La détermination, enfin, pour changer le parcours du blessé. Aujourd'hui, il s'agit trop souvent d'un parcours du combattant en solitaire – le combat de trop. C'est pour cela que le Président de la République nous a enjoint de garantir « une prise en charge immédiate, durable, adaptée et bienveillante en cas de blessures ou de décès en service », et c'est pour cela que le ministre des armées, Sébastien Lecornu, a mobilisé l'ensemble du ministère et qu'il m'a confié le pilotage de ce plan.

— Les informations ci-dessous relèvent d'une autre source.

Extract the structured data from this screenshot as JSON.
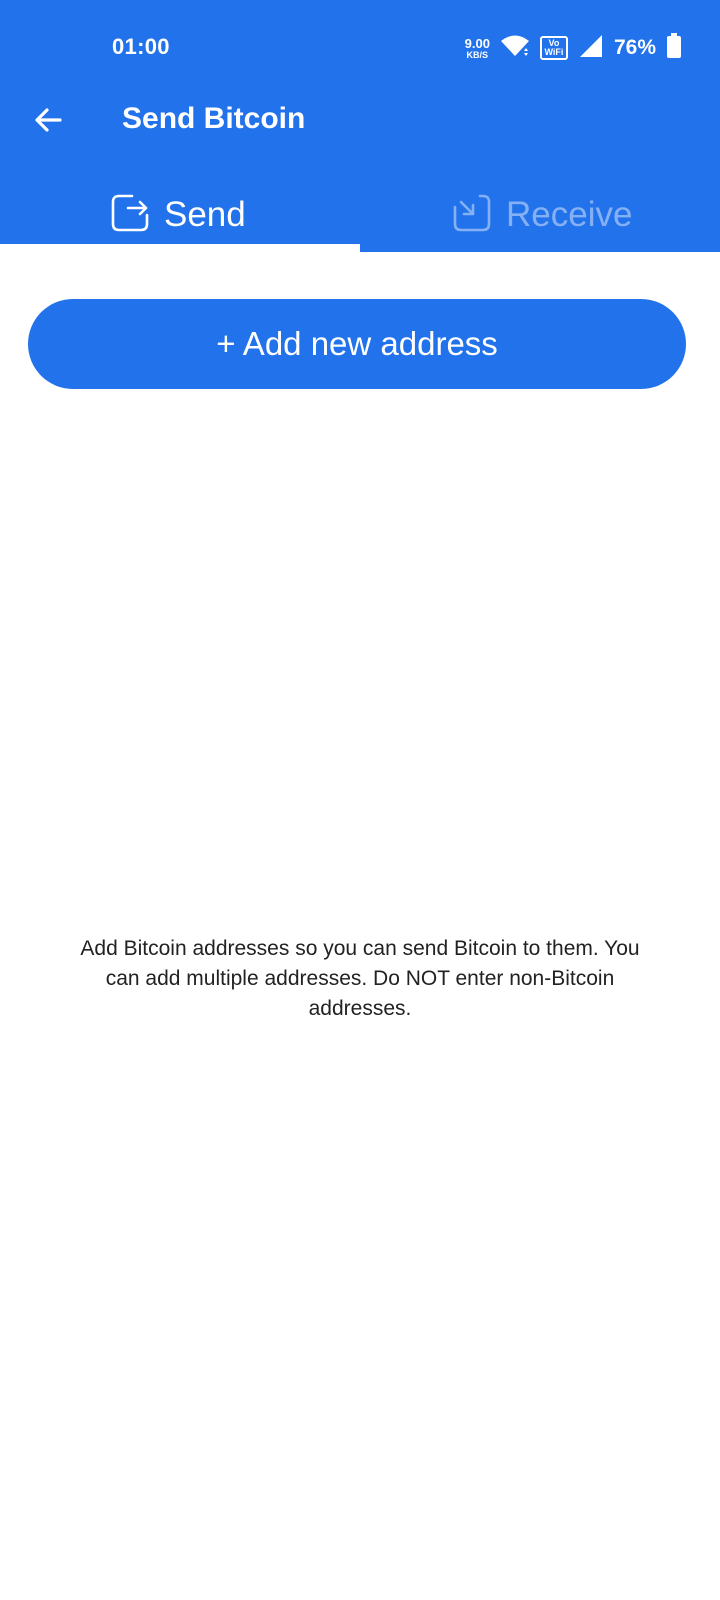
{
  "status_bar": {
    "time": "01:00",
    "net_speed_value": "9.00",
    "net_speed_unit": "KB/S",
    "vowifi_top": "Vo",
    "vowifi_bottom": "WiFi",
    "battery_percent": "76%",
    "icons": [
      "wifi-icon",
      "signal-icon",
      "battery-icon"
    ]
  },
  "app_bar": {
    "title": "Send Bitcoin",
    "back_icon": "arrow-left-icon"
  },
  "tabs": [
    {
      "label": "Send",
      "icon": "send-out-icon",
      "active": true
    },
    {
      "label": "Receive",
      "icon": "receive-in-icon",
      "active": false
    }
  ],
  "main": {
    "add_button_label": "+ Add new address",
    "info_text": "Add Bitcoin addresses so you can send Bitcoin to them. You can add multiple addresses. Do NOT enter non-Bitcoin addresses."
  },
  "colors": {
    "primary": "#2172eb",
    "background": "#ffffff",
    "text": "#222222",
    "inactive_tab": "rgba(255,255,255,0.45)"
  }
}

Ce plan est d'une ampleur inédite, par les moyens qu'il engage et par la transformation profonde qu'il implique pour le ministère des armées et ses services. Il l'est dans son approche, puisqu'il prend en compte tous les blessés – d'active, de réserve et anciens combattants – toutes les blessures – physiques comme psychiques – tout le parcours – de la blessure à la réhabilitation – et enfin tous les aspects du quotidien – des démarches administratives à la situation familiale.
S'agissant des moyens, les mesures nouvelles s'élèveront à 170 millions, dont 115 pour la mission Anciens combattants, mémoire et liens avec la nation. Ils s'ajouteront aux 800 millions d'euros que le ministère engage chaque année pour ses blessés.
Parmi les mesures les plus importantes, le programme Athos bénéficiera de 59,6 millions supplémentaires, qui permettront l'ouverture de six nouvelles maisons. À terme, le budget de fonctionnement du programme tournera autour des 10 millions par an.
L'assouplissement des conditions d'obtention de la majoration pour tierce personne, que vous avez voté à l'article 12 de la LPM, devrait coûter 40 millions. Le coût de la réparation intégrale devrait être de l'ordre 14 millions. Quant au renforcement des cellules d'aide aux blessés, en personnel et pour leur déconcentration, 16 millions lui seront consacrés, dans l'Hexagone et outre-mer. Cela permettra d'augmenter le nombre de référents et leur proximité avec les blessés.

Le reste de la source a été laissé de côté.